Image & Video

SplitFed-CL: New AI Framework Fixes Medical Image Segmentation with Noisy Labels

A co-learning method uses a global teacher to correct unreliable labels in medical imaging.

Deep Dive

Medical image segmentation models often suffer from heterogeneous label quality across different clinical sites, especially when using federated learning for privacy. SplitFed-CL addresses this by combining split federated learning (which reduces client-side computation) with a co-learning paradigm. The framework features a global teacher model that guides local student models to identify and correct unreliable annotations. Reliable labels are used for direct training, while unreliable ones are refined via a weighted student-teacher refinement process. Additionally, consistency regularization improves robustness to input perturbations, and a trainable weighting module dynamically balances multiple loss terms.
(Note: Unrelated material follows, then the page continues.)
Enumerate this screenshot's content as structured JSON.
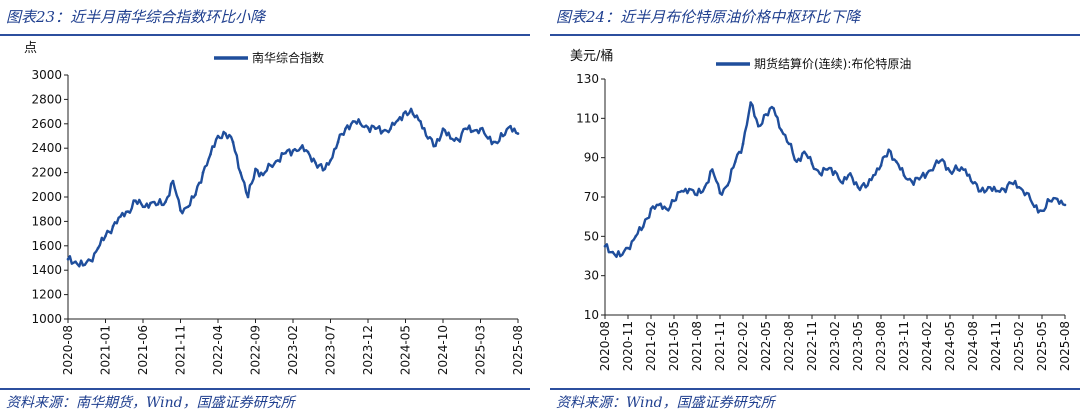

To better simulate real-world annotation errors, the authors introduce a novel difficulty-guided strategy that mimics human-like boundary-centric mistakes, where perturbation levels depend on shape complexity. SplitFed-CL was evaluated on two multiclass segmentation datasets with controlled synthetic noise and one binary dataset containing genuine annotation errors. The framework consistently beat seven state-of-the-art baselines, achieving higher segmentation quality and stronger robustness. This work offers a practical solution for training accurate medical image segmentation models across institutions without sacrificing data privacy.

Key Points
  • Combines split federated learning with co-learning to preserve data privacy while reducing client-side computation.
  • Uses a global teacher model to detect and refine unreliable labels, with a trainable weighting module for adaptive loss balancing.
  • Outperforms seven state-of-the-art baselines on multiclass segmentation with synthetic noise and binary segmentation with real-world label errors.

Why It Matters

Enables more accurate medical image analysis across institutions while preserving data privacy and handling real-world label noise.